# Dickey-Fuller test for stationarity

The Dickey-Fuller test tests an AR(1) series for stationarity.

An AR(1) series can be written as:

$$x_t = \phi x_{t-1} + \epsilon_t$$

with $$\phi$$ constant and $$\epsilon_t$$ white noise.

The series is stationary only if $$\phi<1$$.

This series can be written as:

$$\Delta x_t = \beta x_{t-1} + \epsilon_t$$

with $$\beta = \phi - 1$$

The null and alternative hypothesis of the DF test are respectively:

H0: $$\beta=0$$ (i.e. $$\phi=1$$) -> non-stationary

H1: $$\beta<0$$ (i.e. $$\phi<1$$) -> stationary

I do not understand why the case $$\phi>1$$ (which should corresponds to 'non-stationary') is left out in the hypothesis.

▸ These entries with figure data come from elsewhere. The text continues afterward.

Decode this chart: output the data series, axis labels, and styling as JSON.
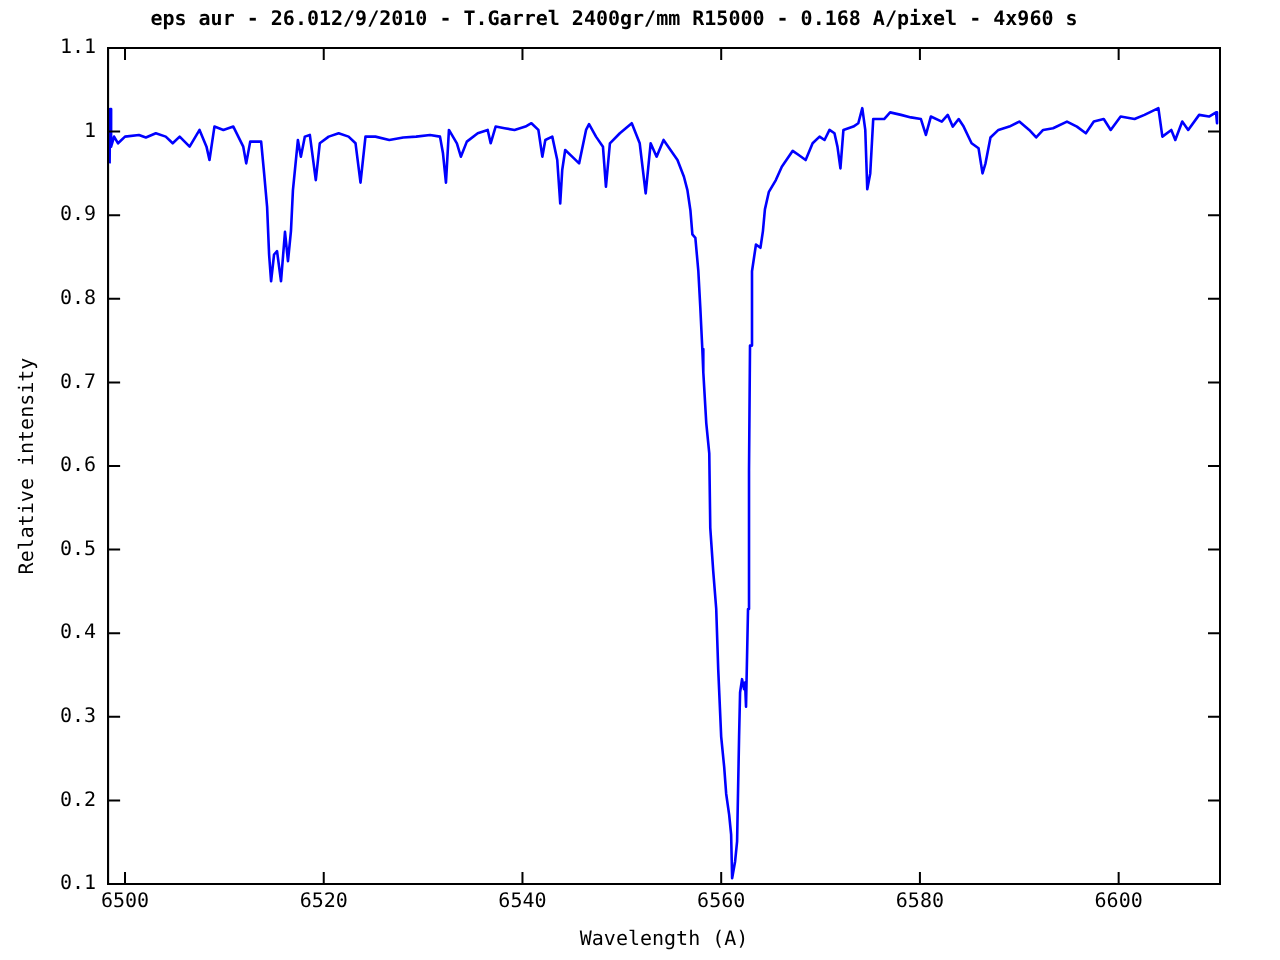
{
  "chart_data": {
    "type": "line",
    "title": "eps aur - 26.012/9/2010 - T.Garrel 2400gr/mm R15000 - 0.168 A/pixel - 4x960 s",
    "xlabel": "Wavelength (A)",
    "ylabel": "Relative intensity",
    "xlim": [
      6498.3,
      6610.2
    ],
    "xticks": [
      6500,
      6520,
      6540,
      6560,
      6580,
      6600
    ],
    "ylim": [
      0.1,
      1.1
    ],
    "yticks": [
      0.1,
      0.2,
      0.3,
      0.4,
      0.5,
      0.6,
      0.7,
      0.8,
      0.9,
      1,
      1.1
    ],
    "legend": false,
    "marker": "none",
    "line_style": "solid",
    "series": [
      {
        "color": "#0000ff",
        "x": [
          6498.45,
          6498.5,
          6498.6,
          6498.9,
          6499.3,
          6500.0,
          6501.4,
          6502.1,
          6503.1,
          6504.1,
          6504.8,
          6505.5,
          6506.5,
          6507.5,
          6508.2,
          6508.5,
          6509.0,
          6509.9,
          6510.9,
          6511.9,
          6512.2,
          6512.6,
          6513.7,
          6514.0,
          6514.3,
          6514.5,
          6514.7,
          6515.0,
          6515.3,
          6515.7,
          6516.1,
          6516.4,
          6516.7,
          6516.9,
          6517.4,
          6517.7,
          6518.1,
          6518.6,
          6519.2,
          6519.6,
          6520.5,
          6521.5,
          6522.5,
          6523.2,
          6523.7,
          6524.2,
          6525.2,
          6526.6,
          6528.0,
          6529.3,
          6530.7,
          6531.7,
          6532.0,
          6532.3,
          6532.6,
          6533.4,
          6533.8,
          6534.4,
          6535.5,
          6536.5,
          6536.8,
          6537.3,
          6538.2,
          6539.2,
          6540.3,
          6540.9,
          6541.6,
          6542.0,
          6542.3,
          6543.0,
          6543.5,
          6543.8,
          6544.0,
          6544.3,
          6545.0,
          6545.7,
          6546.4,
          6546.7,
          6547.4,
          6548.1,
          6548.4,
          6548.8,
          6549.8,
          6551.0,
          6551.8,
          6552.4,
          6552.9,
          6553.5,
          6554.2,
          6554.9,
          6555.6,
          6556.25,
          6556.6,
          6556.9,
          6557.1,
          6557.4,
          6557.7,
          6557.9,
          6558.1,
          6558.2,
          6558.5,
          6558.8,
          6558.9,
          6559.2,
          6559.5,
          6559.7,
          6560.0,
          6560.3,
          6560.5,
          6560.8,
          6561.0,
          6561.1,
          6561.2,
          6561.4,
          6561.6,
          6561.8,
          6561.9,
          6562.1,
          6562.3,
          6562.4,
          6562.5,
          6562.7,
          6562.8,
          6562.9,
          6563.1,
          6563.5,
          6563.95,
          6564.2,
          6564.4,
          6564.8,
          6565.5,
          6566.1,
          6567.2,
          6567.8,
          6568.5,
          6569.2,
          6569.9,
          6570.4,
          6570.9,
          6571.4,
          6571.7,
          6572.0,
          6572.3,
          6573.3,
          6573.8,
          6574.2,
          6574.5,
          6574.7,
          6575.0,
          6575.3,
          6576.4,
          6577.0,
          6578.1,
          6579.1,
          6580.1,
          6580.6,
          6581.1,
          6582.2,
          6582.8,
          6583.3,
          6583.9,
          6584.4,
          6585.2,
          6585.9,
          6586.3,
          6586.6,
          6587.1,
          6587.9,
          6589.0,
          6590.0,
          6591.0,
          6591.7,
          6592.4,
          6593.4,
          6594.8,
          6595.8,
          6596.7,
          6597.5,
          6598.5,
          6599.2,
          6600.2,
          6601.6,
          6602.6,
          6604.0,
          6604.4,
          6605.3,
          6605.7,
          6606.4,
          6607.0,
          6608.1,
          6609.1,
          6609.8,
          6609.9
        ],
        "values": [
          0.962,
          1.027,
          0.982,
          0.994,
          0.986,
          0.994,
          0.996,
          0.993,
          0.998,
          0.994,
          0.986,
          0.994,
          0.982,
          1.002,
          0.982,
          0.966,
          1.006,
          1.002,
          1.006,
          0.982,
          0.962,
          0.988,
          0.988,
          0.95,
          0.91,
          0.853,
          0.821,
          0.853,
          0.857,
          0.821,
          0.88,
          0.845,
          0.881,
          0.93,
          0.99,
          0.97,
          0.994,
          0.996,
          0.942,
          0.986,
          0.994,
          0.998,
          0.994,
          0.986,
          0.939,
          0.994,
          0.994,
          0.99,
          0.993,
          0.994,
          0.996,
          0.994,
          0.974,
          0.939,
          1.002,
          0.986,
          0.97,
          0.988,
          0.998,
          1.002,
          0.986,
          1.006,
          1.004,
          1.002,
          1.006,
          1.01,
          1.002,
          0.97,
          0.99,
          0.994,
          0.966,
          0.914,
          0.954,
          0.978,
          0.97,
          0.962,
          1.002,
          1.009,
          0.994,
          0.982,
          0.934,
          0.986,
          0.998,
          1.01,
          0.986,
          0.926,
          0.986,
          0.97,
          0.99,
          0.978,
          0.966,
          0.946,
          0.93,
          0.906,
          0.877,
          0.873,
          0.833,
          0.789,
          0.74,
          0.712,
          0.651,
          0.615,
          0.526,
          0.474,
          0.429,
          0.357,
          0.276,
          0.24,
          0.208,
          0.183,
          0.159,
          0.107,
          0.107,
          0.127,
          0.151,
          0.276,
          0.329,
          0.345,
          0.333,
          0.341,
          0.312,
          0.429,
          0.595,
          0.744,
          0.833,
          0.865,
          0.861,
          0.881,
          0.907,
          0.928,
          0.942,
          0.958,
          0.977,
          0.972,
          0.966,
          0.986,
          0.994,
          0.99,
          1.002,
          0.998,
          0.982,
          0.956,
          1.002,
          1.006,
          1.01,
          1.028,
          1.002,
          0.931,
          0.95,
          1.015,
          1.015,
          1.023,
          1.02,
          1.017,
          1.015,
          0.996,
          1.018,
          1.012,
          1.02,
          1.006,
          1.015,
          1.006,
          0.986,
          0.98,
          0.95,
          0.962,
          0.993,
          1.002,
          1.006,
          1.012,
          1.002,
          0.993,
          1.002,
          1.004,
          1.012,
          1.006,
          0.998,
          1.012,
          1.015,
          1.002,
          1.018,
          1.015,
          1.02,
          1.028,
          0.994,
          1.002,
          0.99,
          1.012,
          1.002,
          1.02,
          1.018,
          1.023,
          1.01
        ]
      }
    ]
  }
}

It is because when $$\phi > 1$$ it's clearly non-stationary, as it has trend. In this case, the failure of stationarity can be detected by eye, so the ADF test is not necessary.
More importantly, the ADF test is really testing whether or not there's a unit root. So the null hypothesis is "yes, there's a unit root" and $$\phi > 1$$ does not fit into that camp. Note that a time series can pass the ADF test, meaning there's no unit root, and still fail to be stationary. It's a unit root test, not an "if and only if" test for stationarity.